Su última internación se decidió el jueves pasado, hace hoy una semana. Durante estos días finales, mantuvo un intercambio de mails con un grupo de amigos, a quienes les fue contando cómo se sentía. El último lo envió el sábado. “Voy a estar tranquilo”, decía, sobre la espera de la quimioterapia indicada para su cáncer de hígado. Sus destinatarios no sabían cómo contarle que no podría tomar más alcohol cuando saliera de la clínica. Pero ayer a la mañana entró en coma, y a la tarde murió.
Hasta el último minuto, estuvo filmando todo lo que le pasaba, porque quería hacer un documental. Incluso dio una entrevista, a Solita Silveyra, la noche antes de morir, así que lo veremos pronto. Pero lo veremos tal como lo recordamos: es que Peña jugó su juego con una audacia impresionante y, en lugar de agonizar durante meses o aparecer flaquito como en un aviso de una ONG, su cuerpo se interrumpió en el medio de una frase. Anoche, mientras su hermano Federico, que vive en Washington, volaba hacia acá –y a partir de una gestión de su amigo Jorge Lanata, ex director de este diario–, era velado en la Legislatura de la ciudad.
Todos somos enfermos terminales, todos vamos a morir. Pero la relación, el juego de Peña con su muerte fue, quizá, su hecho más artístico, más filosófico y profundo. Vivió buena parte de sus 46 años disfrutando de algunas melancolías –tampoco le temía a la tristeza– y matándose de risa.

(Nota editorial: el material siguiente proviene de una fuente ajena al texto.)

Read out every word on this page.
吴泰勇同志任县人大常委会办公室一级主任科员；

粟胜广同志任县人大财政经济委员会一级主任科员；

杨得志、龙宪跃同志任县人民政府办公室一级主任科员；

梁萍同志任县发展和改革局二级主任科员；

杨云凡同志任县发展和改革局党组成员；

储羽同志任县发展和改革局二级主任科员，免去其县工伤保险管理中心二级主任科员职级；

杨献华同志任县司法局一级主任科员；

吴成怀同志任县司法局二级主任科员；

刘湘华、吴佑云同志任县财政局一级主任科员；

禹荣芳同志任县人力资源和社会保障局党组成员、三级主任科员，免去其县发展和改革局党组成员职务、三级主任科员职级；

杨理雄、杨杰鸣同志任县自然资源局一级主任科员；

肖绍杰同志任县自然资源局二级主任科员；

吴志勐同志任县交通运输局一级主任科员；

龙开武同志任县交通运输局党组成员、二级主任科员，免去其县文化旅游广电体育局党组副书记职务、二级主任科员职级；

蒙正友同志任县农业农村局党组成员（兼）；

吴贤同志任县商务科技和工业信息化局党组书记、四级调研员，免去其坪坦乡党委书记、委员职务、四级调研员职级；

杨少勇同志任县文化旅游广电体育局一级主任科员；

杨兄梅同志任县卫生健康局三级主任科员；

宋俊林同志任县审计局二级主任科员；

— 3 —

Y en la risa, como mecanismo trascendente, la frivolidad se licua y queda una experiencia extrema, de un saber único y de una profundidad loca. El puto se murió, pero su arte humorístico vive. Se interrumpió un diálogo, pero seguiremos hablando de él. Quizá, incluso, desde el lugar de quien más lejos llegó, en la cultura argentina, a conjurar la muerte en la escena de la palabra.